Martin (2013: 52):
[1] This gloss of the metafunctions is potentially misleading. The ideation metafunction is the construal of experience, not the construal of discourse, and the interpersonal metafunction is the enactment of interpersonal relations, not the enactment of discourse. Halliday & Matthiessen (1999: 7-8):
The ideational metafunction is concerned with construing experience — it is language as a theory of reality, as a resource for reflecting on the world. … The interpersonal metafunction is concerned with enacting interpersonal relations through language, with the adoption and assignment of speech roles, with the negotiation of attitudes, and so on — it is language in the praxis of intersubjectivity, as a resource for interacting with others. The textual metafunction is an enabling one; it is concerned with organising ideational and interpersonal meaning as discourse — as meaning that is contextualised and shared.
[2] The claim that 'SFL's distinctive approach to meaning and constituency in fact grew out of the development of axis (system/structure relations) from the early 1960s' is very misleading because it is untrue on several counts.
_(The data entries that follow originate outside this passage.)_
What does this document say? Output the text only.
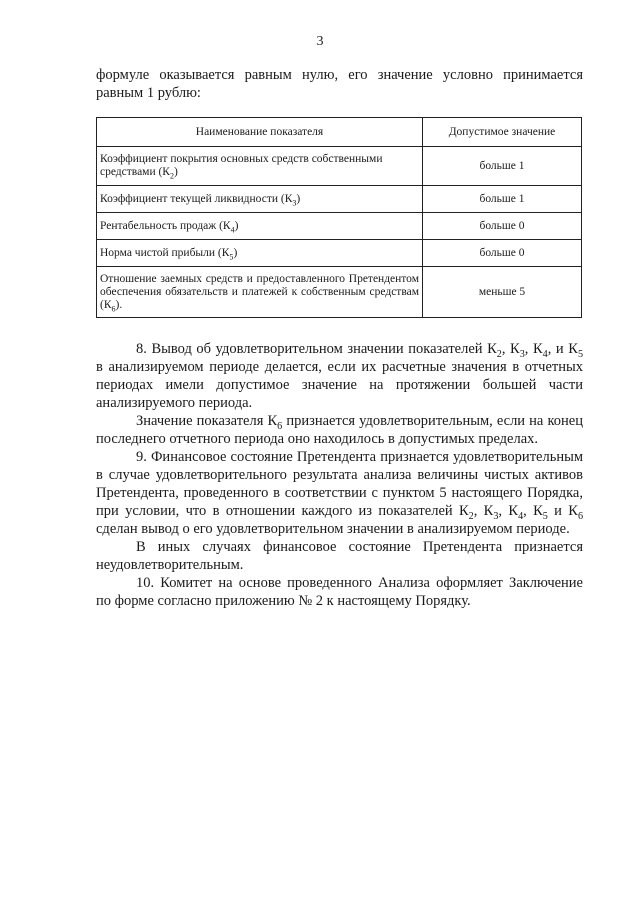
3

формуле оказывается равным нулю, его значение условно принимается равным 1 рублю:

Наименование показателя	Допустимое значение
Коэффициент покрытия основных средств собственными средствами $(К_2)$	больше 1
Коэффициент текущей ликвидности $(К_3)$	больше 1
Рентабельность продаж $(К_4)$	больше 0
Норма чистой прибыли $(К_5)$	больше 0
Отношение заемных средств и предоставленного Претендентом обеспечения обязательств и платежей к собственным средствам $(К_6)$.	меньше 5

8. Вывод об удовлетворительном значении показателей $К_2$, $К_3$, $К_4$, и $К_5$ в анализируемом периоде делается, если их расчетные значения в отчетных периодах имели допустимое значение на протяжении большей части анализируемого периода.

Значение показателя $К_6$ признается удовлетворительным, если на конец последнего отчетного периода оно находилось в допустимых пределах.

9. Финансовое состояние Претендента признается удовлетворительным в случае удовлетворительного результата анализа величины чистых активов Претендента, проведенного в соответствии с пунктом 5 настоящего Порядка, при условии, что в отношении каждого из показателей $К_2$, $К_3$, $К_4$, $К_5$ и $К_6$ сделан вывод о его удовлетворительном значении в анализируемом периоде.

В иных случаях финансовое состояние Претендента признается неудовлетворительным.

10. Комитет на основе проведенного Анализа оформляет Заключение по форме согласно приложению № 2 к настоящему Порядку.
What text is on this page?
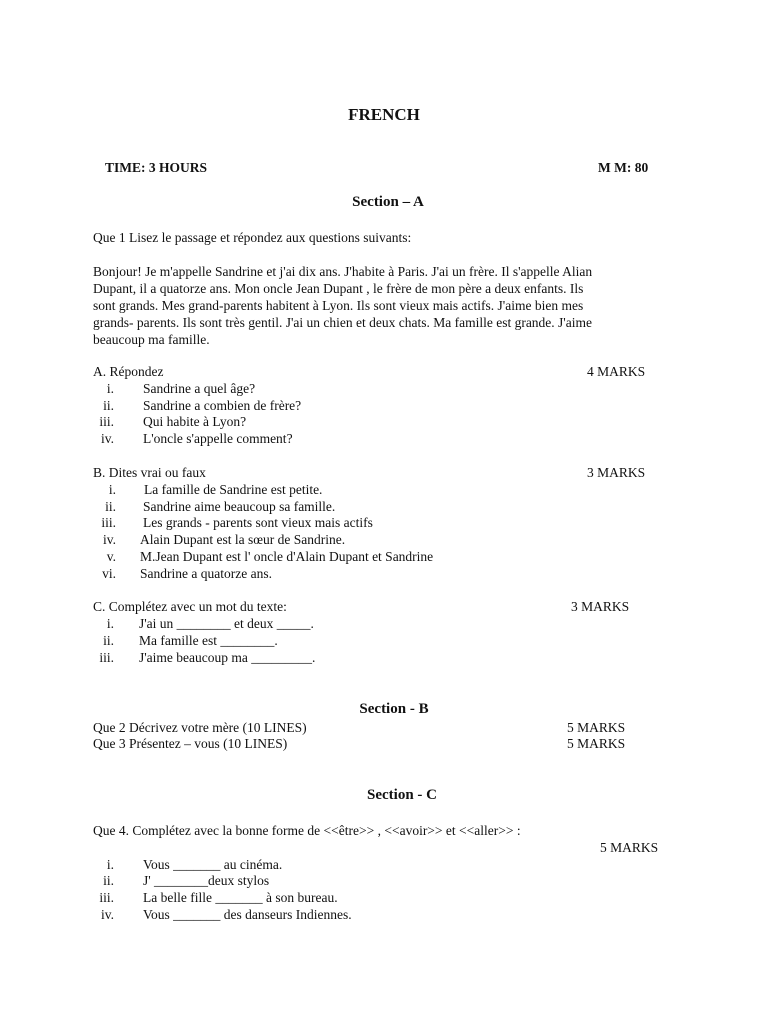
FRENCH
TIME: 3 HOURS	M M: 80
Section – A
Que 1 Lisez le passage et répondez aux questions suivants:
Bonjour! Je m'appelle Sandrine et j'ai dix ans. J'habite à Paris. J'ai un frère. Il s'appelle Alian
Dupant, il a quatorze ans. Mon oncle Jean Dupant , le frère de mon père a deux enfants. Ils
sont grands. Mes grand-parents habitent à Lyon. Ils sont vieux mais actifs. J'aime bien mes
grands- parents. Ils sont très gentil. J'ai un chien et deux chats. Ma famille est grande. J'aime
beaucoup ma famille.
A. Répondez	4 MARKS
i. Sandrine a quel âge?
ii. Sandrine a combien de frère?
iii. Qui habite à Lyon?
iv. L'oncle s'appelle comment?
B. Dites vrai ou faux	3 MARKS
i. La famille de Sandrine est petite.
ii. Sandrine aime beaucoup sa famille.
iii. Les grands - parents sont vieux mais actifs
iv. Alain Dupant est la sœur de Sandrine.
v. M.Jean Dupant est l' oncle d'Alain Dupant et Sandrine
vi. Sandrine a quatorze ans.
C. Complétez avec un mot du texte:	3 MARKS
i. J'ai un ________ et deux _____.
ii. Ma famille est ________.
iii. J'aime beaucoup ma _________.
Section - B
Que 2 Décrivez votre mère (10 LINES)	5 MARKS
Que 3 Présentez – vous (10 LINES)	5 MARKS
Section - C
Que 4. Complétez avec la bonne forme de <<être>> , <<avoir>> et <<aller>> :
5 MARKS
i. Vous _______ au cinéma.
ii. J' ________deux stylos
iii. La belle fille _______ à son bureau.
iv. Vous _______ des danseurs Indiennes.
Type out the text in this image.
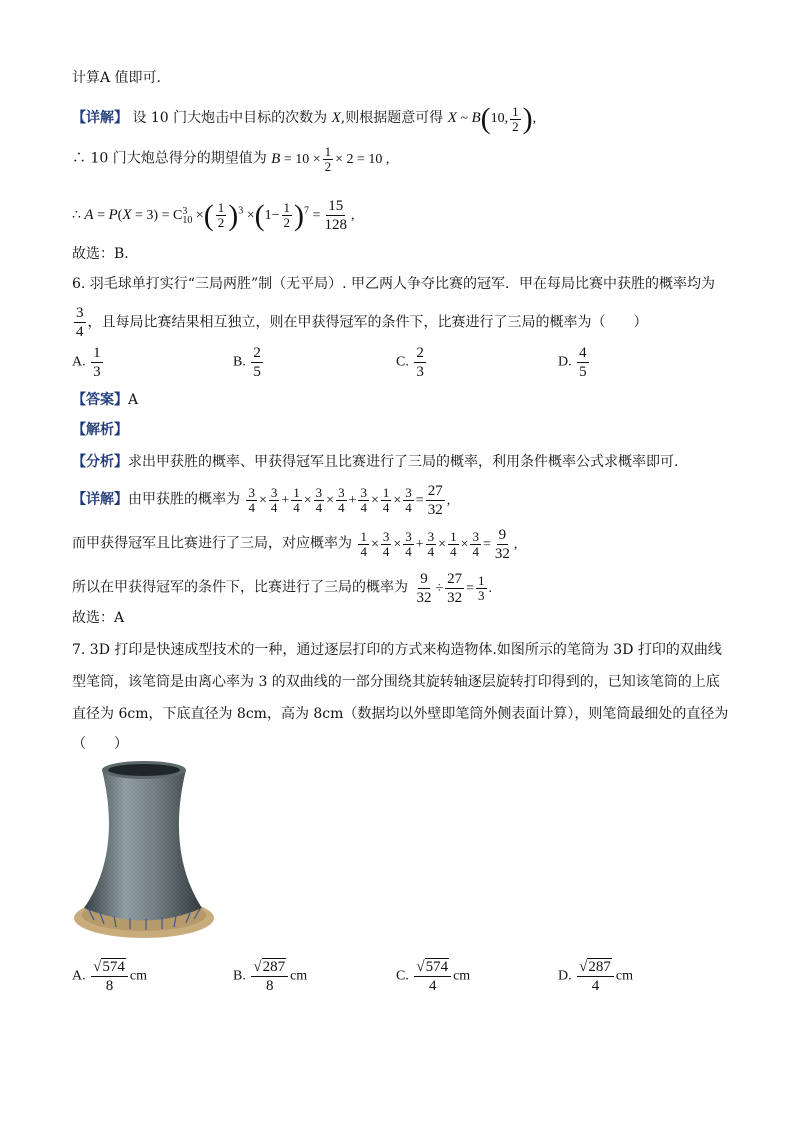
计算A 值即可.
【详解】 设 10 门大炮击中目标的次数为 X,则根据题意可得 X ~ B(10, $\frac{1}{2}$ ),
∴ 10 门大炮总得分的期望值为 $B = 10 \times \frac{1}{2} \times 2 = 10$ ,
∴ A = P(X = 3) = C 3
10 ×( $\frac{1}{2} )^3 \times(1- \frac{1}{2} )^7 = \frac{15}{128}$ ,
故选：B.
6. 羽毛球单打实行“三局两胜”制（无平局）. 甲乙两人争夺比赛的冠军．甲在每局比赛中获胜的概率均为
$\frac{3}{4}$ ，且每局比赛结果相互独立，则在甲获得冠军的条件下，比赛进行了三局的概率为（　　）
A. $\frac{1}{3}$	B. $\frac{2}{5}$	C. $\frac{2}{3}$	D. $\frac{4}{5}$
【答案】A
【解析】
【分析】求出甲获胜的概率、甲获得冠军且比赛进行了三局的概率，利用条件概率公式求概率即可.
【详解】由甲获胜的概率为 $\frac{3}{4} \times \frac{3}{4} + \frac{1}{4} \times \frac{3}{4} \times \frac{3}{4} + \frac{3}{4} \times \frac{1}{4} \times \frac{3}{4} = \frac{27}{32}$ ,
而甲获得冠军且比赛进行了三局，对应概率为 $\frac{1}{4} \times \frac{3}{4} \times \frac{3}{4} + \frac{3}{4} \times \frac{1}{4} \times \frac{3}{4} = \frac{9}{32}$ ,
所以在甲获得冠军的条件下，比赛进行了三局的概率为 $\frac{9}{32} \div \frac{27}{32} = \frac{1}{3}$ .
故选：A
7. 3D 打印是快速成型技术的一种，通过逐层打印的方式来构造物体.如图所示的笔筒为 3D 打印的双曲线
型笔筒，该笔筒是由离心率为 3 的双曲线的一部分围绕其旋转轴逐层旋转打印得到的，已知该笔筒的上底
直径为 6cm，下底直径为 8cm，高为 8cm（数据均以外壁即笔筒外侧表面计算），则笔筒最细处的直径为
（　　）
A. $\frac{√574}{8}$ cm	B. $\frac{√287}{8}$ cm	C. $\frac{√574}{4}$ cm	D. $\frac{√287}{4}$ cm
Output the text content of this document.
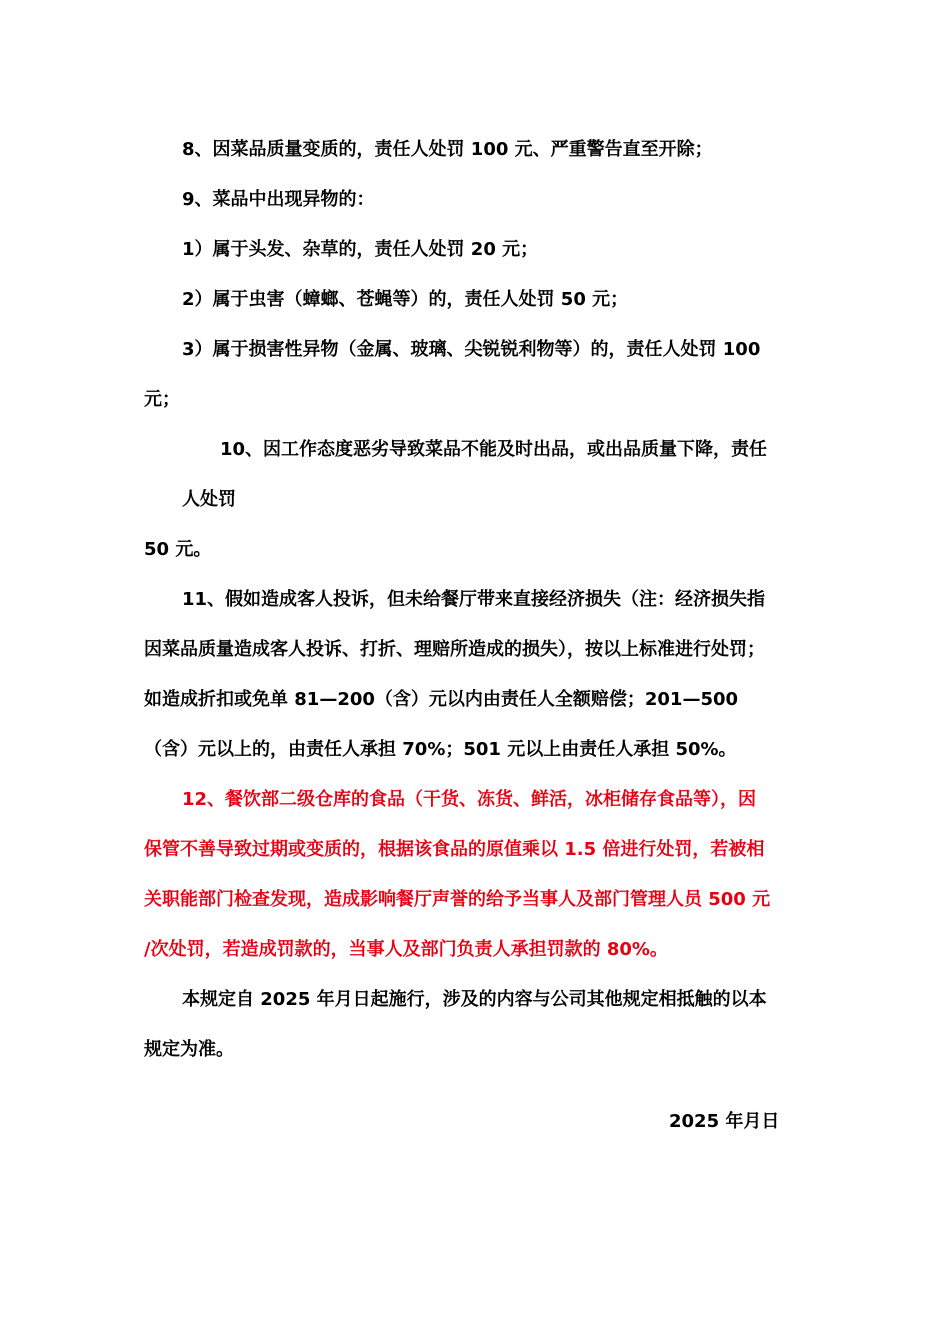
8、因菜品质量变质的，责任人处罚 100 元、严重警告直至开除；
9、菜品中出现异物的：
1）属于头发、杂草的，责任人处罚 20 元；
2）属于虫害（蟑螂、苍蝇等）的，责任人处罚 50 元；
3）属于损害性异物（金属、玻璃、尖锐锐利物等）的，责任人处罚 100
元；
10、因工作态度恶劣导致菜品不能及时出品，或出品质量下降，责任
人处罚
50 元。
11、假如造成客人投诉，但未给餐厅带来直接经济损失（注：经济损失指
因菜品质量造成客人投诉、打折、理赔所造成的损失），按以上标准进行处罚；
如造成折扣或免单 81—200（含）元以内由责任人全额赔偿；201—500
（含）元以上的，由责任人承担 70%；501 元以上由责任人承担 50%。
12、餐饮部二级仓库的食品（干货、冻货、鲜活，冰柜储存食品等），因
保管不善导致过期或变质的，根据该食品的原值乘以 1.5 倍进行处罚，若被相
关职能部门检查发现，造成影响餐厅声誉的给予当事人及部门管理人员 500 元
/次处罚，若造成罚款的，当事人及部门负责人承担罚款的 80%。
本规定自 2025 年月日起施行，涉及的内容与公司其他规定相抵触的以本
规定为准。
2025 年月日
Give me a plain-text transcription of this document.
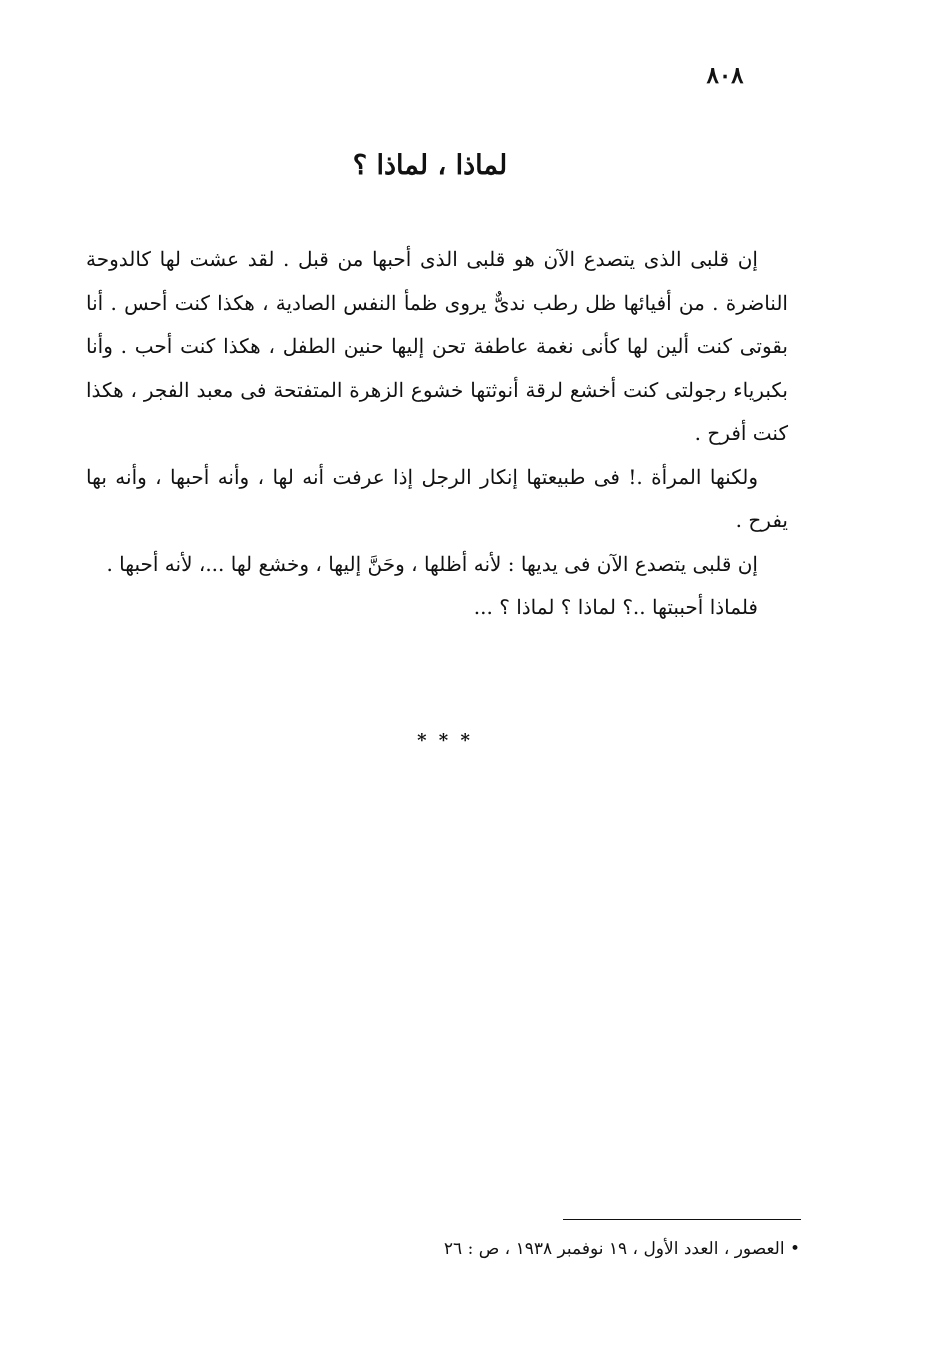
٨٠٨
لماذا ، لماذا ؟

إن قلبى الذى يتصدع الآن هو قلبى الذى أحبها من قبل . لقد عشت لها كالدوحة الناضرة . من أفيائها ظل رطب ندىٌّ يروى ظمأ النفس الصادية ، هكذا كنت أحس . أنا بقوتى كنت ألين لها كأنى نغمة عاطفة تحن إليها حنين الطفل ، هكذا كنت أحب . وأنا بكبرياء رجولتى كنت أخشع لرقة أنوثتها خشوع الزهرة المتفتحة فى معبد الفجر ، هكذا كنت أفرح .

ولكنها المرأة .! فى طبيعتها إنكار الرجل إذا عرفت أنه لها ، وأنه أحبها ، وأنه بها يفرح .

إن قلبى يتصدع الآن فى يديها : لأنه أظلها ، وحَنَّ إليها ، وخشع لها ...، لأنه أحبها .

فلماذا أحببتها ..؟ لماذا ؟ لماذا ؟ ...

* * *
• العصور ، العدد الأول ، ١٩ نوفمبر ١٩٣٨ ، ص : ٢٦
Firstly, Martin misunderstands axis as system/structure relations, as stipulated in realisation statements. In SFL Theory, axis is a local dimension whose two orders are the paradigmatic and syntagmatic (Halliday & Matthiessen 2014: 32), with system and structure as their respective dimensions. Realisation statements are located on the paradigmatic axis, and as the name suggests, the relation between the axes is simply realisation.
Secondly, the SFL approach to the metafunctions and constituency did not grow out of the development of either axis or system/structure relations from the early 1960's.
On the one hand, the metafunctions are a distinct global dimension from the local dimension of axis (ibid.), and first appeared in Language Structure and Language Function (Halliday 1970).
On the other hand, the SFL approach to constituency, a rank scale, is a distinct local dimension from the local dimension of axis (Halliday & Matthiessen 2014: 32), and derives from the method of ranked constituency analysis, rather than immediate constituency analysis, as first set out in Categories of A Theory of Grammar (Halliday 1961), and explained more fully in Introduction to Functional Grammar (Halliday 1985).
The rhetorical significance of Martin's misleading bare assertion (the ipse dixit fallacy) is that it assumes the conclusion (the petitio principii fallacy) of the entire monograph. That is, it is one logical fallacy serving another in an invalid argument for a false conclusion.